Die Elektrode arbeitet durch das Speichern von Wasserstoffatomen (aus dem Elektrolyt) in den Räumen zwischen den Metallatomen während des Ladens, und ihrer Freisetzung in den Elektrolyt während der Entladung. Die zusätzlichen Wasserstoffatome haben allerdings einen negativen Effekt: Sie bewirken, daß sich das Kristallgitter beim Laden erweitert, und beim Entladen wieder zusammenzieht, was sich in jedem Lade/Entlade-Zyklus wiederholt und die Legierung in kleine Partikel pulverisiert, die weitaus anfälliger für Korrosion sind. Aus diesem Grund lassen sich Batterien auch nicht unendlich viele Male wieder aufladen.

Bei Untersuchungen mit Hilfe des Synchrotrons am BNL gelingt es herauszufinden, wo die zusätzlichen Atome landen. Man stellt fest, daß einige der Lanthan-Atome an den Würfelecken von ‚Hanteln’ aus zwei Nickelatomen ersetzt wurden, was die Struktur zwar kompakter macht, aber auch ihre Wasserstoff-Speicherkapazität senkt – und damit auch ihre anfängliche Ladekapazität in Bezug auf die klassische 1:5 Formel. Gleichzeitig verringert es jedoch die Tendenz der Legierung zu korrodieren, und erhöht somit ihre Lebensdauer. Das Ergebnis ist, daß die langfristige Energiespeicherkapazität dieser neuen Legierung, die je nach Reinheitsgrad 25 – 100 $/kg kostet, die der Kobalt-Legierungen in kommerziellen Batterien signifikant überschreitet.
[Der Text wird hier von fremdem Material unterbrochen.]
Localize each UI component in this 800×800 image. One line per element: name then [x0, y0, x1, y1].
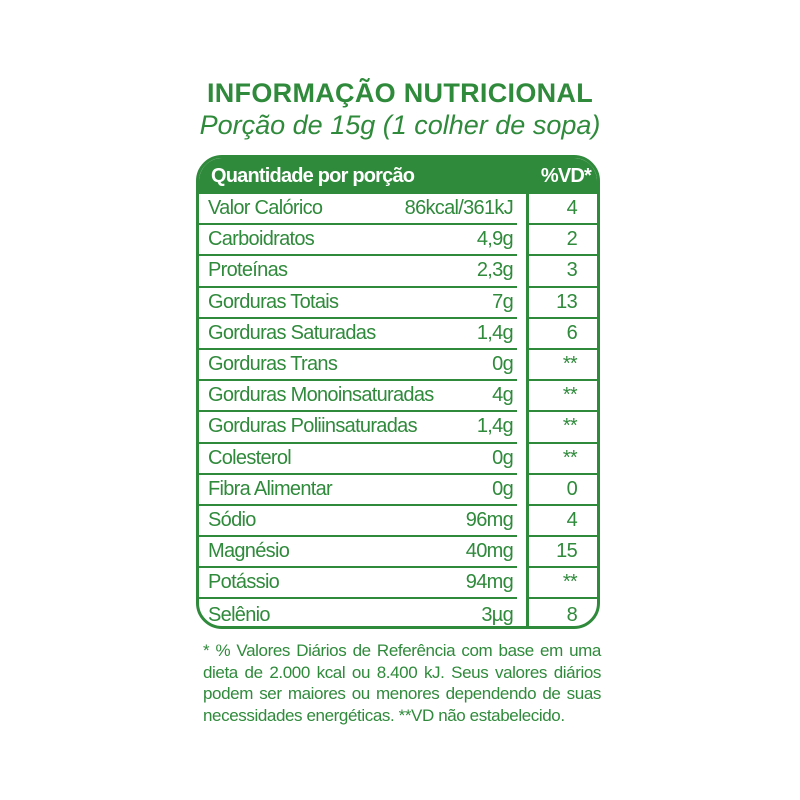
table-row: Fibra Alimentar 0g 0: [199, 474, 597, 506]
nutrient-vd: 13: [526, 287, 597, 319]
nutrient-amount: 2,3g: [476, 259, 514, 282]
row-main: Gorduras Poliinsaturadas 1,4g: [199, 412, 517, 444]
nutrient-amount: 7g: [492, 290, 514, 313]
row-main: Colesterol 0g: [199, 444, 517, 475]
table-row: Potássio 94mg **: [199, 568, 597, 600]
table-row: Gorduras Saturadas 1,4g 6: [199, 318, 597, 350]
nutrient-vd: 0: [526, 474, 597, 506]
nutrient-amount: 0g: [492, 477, 514, 500]
table-row: Proteínas 2,3g 3: [199, 256, 597, 288]
nutrient-vd: 4: [526, 194, 597, 226]
row-main: Potássio 94mg: [199, 568, 517, 600]
nutrient-name: Gorduras Trans: [208, 353, 338, 376]
row-main: Magnésio 40mg: [199, 537, 517, 569]
table-row: Valor Calórico 86kcal/361kJ 4: [199, 194, 597, 226]
nutrient-name: Magnésio: [208, 540, 290, 563]
nutrient-amount: 1,4g: [476, 321, 514, 344]
row-main: Valor Calórico 86kcal/361kJ: [199, 194, 517, 226]
nutrient-amount: 1,4g: [476, 415, 514, 438]
nutrient-vd: 3: [526, 256, 597, 288]
nutrient-vd: **: [526, 412, 597, 444]
nutrient-amount: 4,9g: [476, 228, 514, 251]
nutrient-name: Gorduras Monoinsaturadas: [208, 384, 434, 407]
label-title: INFORMAÇÃO NUTRICIONAL: [206, 78, 594, 108]
table-header: Quantidade por porção %VD*: [199, 158, 597, 194]
nutrient-vd: **: [526, 349, 597, 382]
nutrient-vd: **: [526, 568, 597, 600]
nutrient-name: Sódio: [208, 508, 256, 531]
nutrient-vd: 4: [526, 505, 597, 538]
table-row: Magnésio 40mg 15: [199, 537, 597, 569]
table-row: Gorduras Poliinsaturadas 1,4g **: [199, 412, 597, 444]
nutrient-name: Proteínas: [208, 259, 288, 282]
table-row: Gorduras Totais 7g 13: [199, 287, 597, 319]
nutrient-vd: 2: [526, 225, 597, 257]
row-main: Sódio 96mg: [199, 506, 517, 538]
nutrient-name: Potássio: [208, 571, 280, 594]
nutrient-vd: 8: [526, 599, 597, 626]
header-quantity: Quantidade por porção: [211, 164, 415, 187]
row-main: Gorduras Saturadas 1,4g: [199, 319, 517, 350]
row-main: Fibra Alimentar 0g: [199, 475, 517, 506]
nutrient-name: Colesterol: [208, 446, 292, 469]
nutrient-name: Selênio: [208, 603, 271, 626]
nutrient-vd: **: [526, 443, 597, 475]
row-main: Proteínas 2,3g: [199, 256, 517, 288]
table-row: Selênio 3µg 8: [199, 599, 597, 626]
table-row: Gorduras Trans 0g **: [199, 349, 597, 382]
row-main: Gorduras Monoinsaturadas 4g: [199, 381, 517, 413]
nutrient-amount: 86kcal/361kJ: [404, 197, 514, 220]
table-row: Colesterol 0g **: [199, 443, 597, 475]
nutrient-vd: **: [526, 381, 597, 413]
nutrient-name: Carboidratos: [208, 228, 315, 251]
nutrient-vd: 6: [526, 318, 597, 350]
nutrient-name: Gorduras Saturadas: [208, 321, 376, 344]
nutrient-amount: 40mg: [465, 540, 514, 563]
nutrient-amount: 96mg: [465, 508, 514, 531]
nutrient-vd: 15: [526, 537, 597, 569]
row-main: Gorduras Totais 7g: [199, 288, 517, 319]
footnote: * % Valores Diários de Referência com ba…: [203, 640, 601, 726]
row-main: Gorduras Trans 0g: [199, 350, 517, 382]
footnote-text: * % Valores Diários de Referência com ba…: [203, 641, 601, 703]
nutrient-name: Gorduras Totais: [208, 290, 339, 313]
nutrition-table: Quantidade por porção %VD* Valor Calóric…: [196, 155, 600, 629]
footnote-text-end: necessidades energéticas. **VD não estab…: [203, 705, 565, 725]
nutrient-amount: 4g: [492, 384, 514, 407]
serving-size: Porção de 15g (1 colher de sopa): [199, 110, 601, 140]
nutrient-amount: 0g: [492, 446, 514, 469]
table-row: Carboidratos 4,9g 2: [199, 225, 597, 257]
nutrient-amount: 3µg: [481, 603, 513, 626]
nutrient-name: Valor Calórico: [208, 197, 323, 220]
header-vd: %VD*: [540, 164, 592, 187]
table-row: Gorduras Monoinsaturadas 4g **: [199, 381, 597, 413]
nutrient-name: Fibra Alimentar: [208, 477, 333, 500]
row-main: Carboidratos 4,9g: [199, 225, 517, 257]
nutrient-amount: 94mg: [465, 571, 514, 594]
nutrient-name: Gorduras Poliinsaturadas: [208, 415, 418, 438]
row-main: Selênio 3µg: [199, 599, 517, 626]
table-row: Sódio 96mg 4: [199, 505, 597, 538]
nutrient-amount: 0g: [492, 353, 514, 376]
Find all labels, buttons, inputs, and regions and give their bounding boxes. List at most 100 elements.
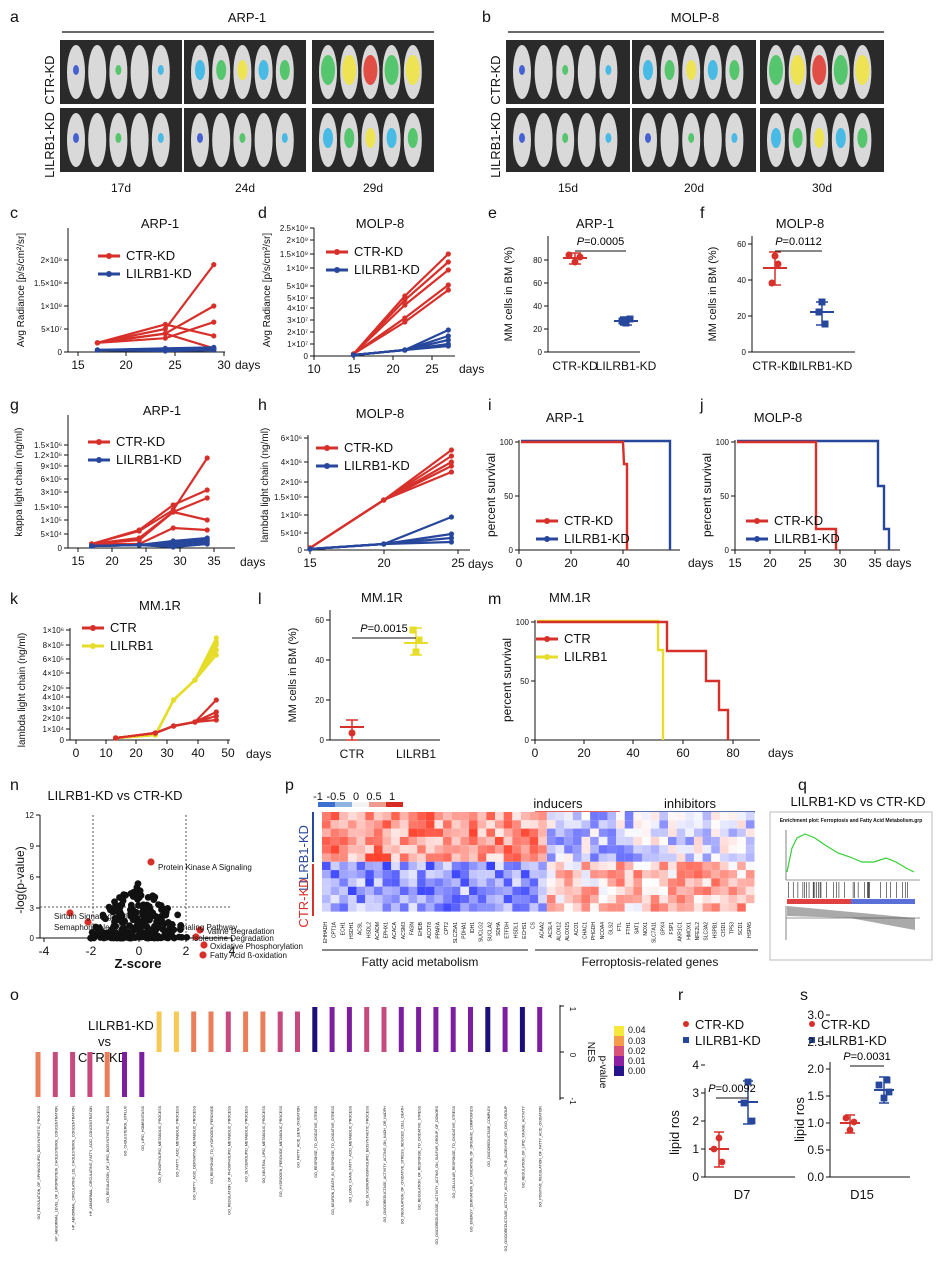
panel-a-signal <box>216 60 227 80</box>
panel-p-heatmap-cell <box>581 870 591 879</box>
panel-p-heatmap-cell <box>616 895 625 904</box>
panel-p-heatmap-cell <box>737 853 746 862</box>
panel-p-heatmap-cell <box>642 820 651 829</box>
panel-o-term-label: GO_FATTY_ACID_DERIVATIVE_METABOLIC_PROCE… <box>193 1105 197 1200</box>
panel-p-heatmap-cell <box>737 836 746 846</box>
panel-s-ytick-label: 1.0 <box>807 1116 824 1130</box>
panel-p-heatmap-cell <box>702 820 712 829</box>
panel-p-heatmap-cell <box>633 836 643 846</box>
panel-p-heatmap-cell <box>460 812 470 821</box>
panel-p-heatmap-cell <box>702 895 712 904</box>
panel-b-signal <box>792 128 803 148</box>
panel-p-gene-label: SLC3A2 <box>704 922 710 941</box>
panel-p-heatmap-cell <box>391 903 400 912</box>
panel-a-signal <box>195 60 205 80</box>
panel-p-heatmap-cell <box>356 878 366 887</box>
panel-m-legend-label: LILRB1 <box>564 649 607 664</box>
panel-a-signal <box>115 133 122 143</box>
panel-p-heatmap-cell <box>399 820 409 829</box>
panel-n-pathway-point <box>152 925 160 933</box>
panel-p-gene-label: ACSM3 <box>401 922 407 939</box>
panel-o-nes-bar <box>433 1007 439 1052</box>
panel-p-heatmap-cell <box>434 870 444 879</box>
panel-d-ytick-label: 5×10⁷ <box>287 294 308 303</box>
panel-c-ytick-label: 5×10⁷ <box>41 325 62 334</box>
panel-n-pathway-point <box>112 902 119 909</box>
panel-r-pvalue: P=0.0092 <box>708 1083 755 1095</box>
panel-p-gene-label: FTL <box>617 922 623 931</box>
panel-p-heatmap-cell <box>486 836 495 846</box>
panel-p-heatmap-cell <box>339 845 348 854</box>
panel-p-heatmap-cell <box>495 903 504 912</box>
panel-b-title: MOLP-8 <box>671 10 719 25</box>
panel-d-ytick-label: 1.5×10⁹ <box>280 250 308 259</box>
panel-n-pathway-point <box>141 914 148 922</box>
panel-o-nes-bar <box>156 1011 162 1052</box>
panel-n-pathway-point <box>136 932 144 940</box>
panel-d-ctr-point <box>445 251 451 257</box>
panel-p-heatmap-cell <box>460 903 470 912</box>
panel-p-heatmap-cell <box>745 820 755 829</box>
panel-b-signal <box>605 133 612 143</box>
panel-n-xtick-label: 4 <box>229 944 236 958</box>
panel-d-xtick-label: 15 <box>347 362 361 376</box>
panel-p-heatmap-cell <box>598 895 608 904</box>
panel-p-heatmap-cell <box>590 836 599 846</box>
panel-p-gene-label: ALOX15 <box>565 922 571 941</box>
panel-p-heatmap-cell <box>693 812 703 821</box>
panel-j-kd-curve <box>737 439 891 550</box>
panel-p-heatmap-cell <box>745 812 755 821</box>
panel-d-ytick-label: 2.5×10⁹ <box>280 224 308 233</box>
panel-p-heatmap-cell <box>330 886 340 895</box>
panel-n-highlight-point <box>84 918 92 926</box>
panel-p-heatmap-cell <box>572 812 582 821</box>
panel-p-heatmap-cell <box>685 845 694 854</box>
panel-p-heatmap-cell <box>373 820 383 829</box>
panel-p-heatmap-cell <box>503 878 513 887</box>
panel-p-heatmap-cell <box>417 836 426 846</box>
panel-l-data-point <box>412 648 420 656</box>
panel-b-signal <box>729 60 740 80</box>
panel-p-heatmap-cell <box>555 903 565 912</box>
panel-p-heatmap-cell <box>382 895 392 904</box>
panel-p-heatmap-cell <box>451 812 461 821</box>
panel-p-heatmap-cell <box>702 853 712 862</box>
panel-n-pathway-point <box>110 922 118 930</box>
panel-p-heatmap-cell <box>486 812 495 821</box>
panel-c-ctr-point <box>162 326 168 332</box>
panel-p-heatmap-cell <box>365 836 374 846</box>
panel-p-heatmap-cell <box>581 845 591 854</box>
panel-p-heatmap-cell <box>425 828 435 837</box>
panel-p-heatmap-cell <box>555 861 565 871</box>
panel-p-heatmap-cell <box>347 878 357 887</box>
panel-p-heatmap-cell <box>685 861 694 871</box>
panel-p-heatmap-cell <box>391 812 400 821</box>
panel-j-legend-label: LILRB1-KD <box>774 531 840 546</box>
panel-p-heatmap-cell <box>538 820 547 829</box>
panel-p-heatmap-cell <box>590 845 599 854</box>
panel-p-heatmap-cell <box>477 886 487 895</box>
panel-k-lilrb1-series <box>115 641 218 740</box>
panel-p-heatmap-cell <box>322 812 331 821</box>
panel-p-heatmap-cell <box>702 836 712 846</box>
panel-o-term-label: GO_PHOSPHOLIPID_METABOLIC_PROCESS <box>158 1105 162 1182</box>
panel-p-heatmap-cell <box>347 828 357 837</box>
panel-k-ctr-series <box>115 718 217 740</box>
panel-p-heatmap-cell <box>469 820 478 829</box>
panel-p-heatmap-cell <box>382 845 392 854</box>
panel-d-ctr-point <box>445 287 451 293</box>
panel-f-ytick-label: 5×10⁴ <box>281 529 303 538</box>
panel-p-heatmap-cell <box>719 836 729 846</box>
panel-p-heatmap-cell <box>650 861 660 871</box>
panel-p-heatmap-cell <box>477 845 487 854</box>
panel-p-heatmap-cell <box>745 903 755 912</box>
panel-n-highlight-point <box>200 941 208 949</box>
panel-p-heatmap-cell <box>538 895 547 904</box>
panel-p-heatmap-cell <box>443 812 452 821</box>
panel-e-kd-series <box>91 542 208 549</box>
panel-p-heatmap-cell <box>745 836 755 846</box>
panel-p-heatmap-cell <box>322 861 331 871</box>
panel-o-nes-bar <box>381 1007 387 1052</box>
panel-p-heatmap-cell <box>650 836 660 846</box>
Im September 2013 berichten Forscher des Korea Institute of Energy Research und der Chonnam National University, daß sie dotiertes Lanthan-Nickel (La2NiO4) mit einer geschichteten Perowskit-Struktur erfolgreich als effizienten bifunktionellen Elektrolatalysator für die Sauerstoffreduktion und -bildung an einer Luftelektrode in einem wässrigen alkalischen Elektrolyten eingesetzt haben. Die Struktur von La2NiO4 kann als eine Art ‚Verwachsung’ von Schichten aus LaO (Kochsalz-Struktur) und Schichten des Perowskits LaNiO3 beschrieben werden. Wieder aufladbare Lithium-Luft- und Zink-Luft-Batterien, die mit diesen Katalysatoren arbeiten, weisen eine verbesserte Effizienz, merklich reduzierte Entlade-/Ladespannungslücken sowie eine hohe Zyklen-Stabilität auf.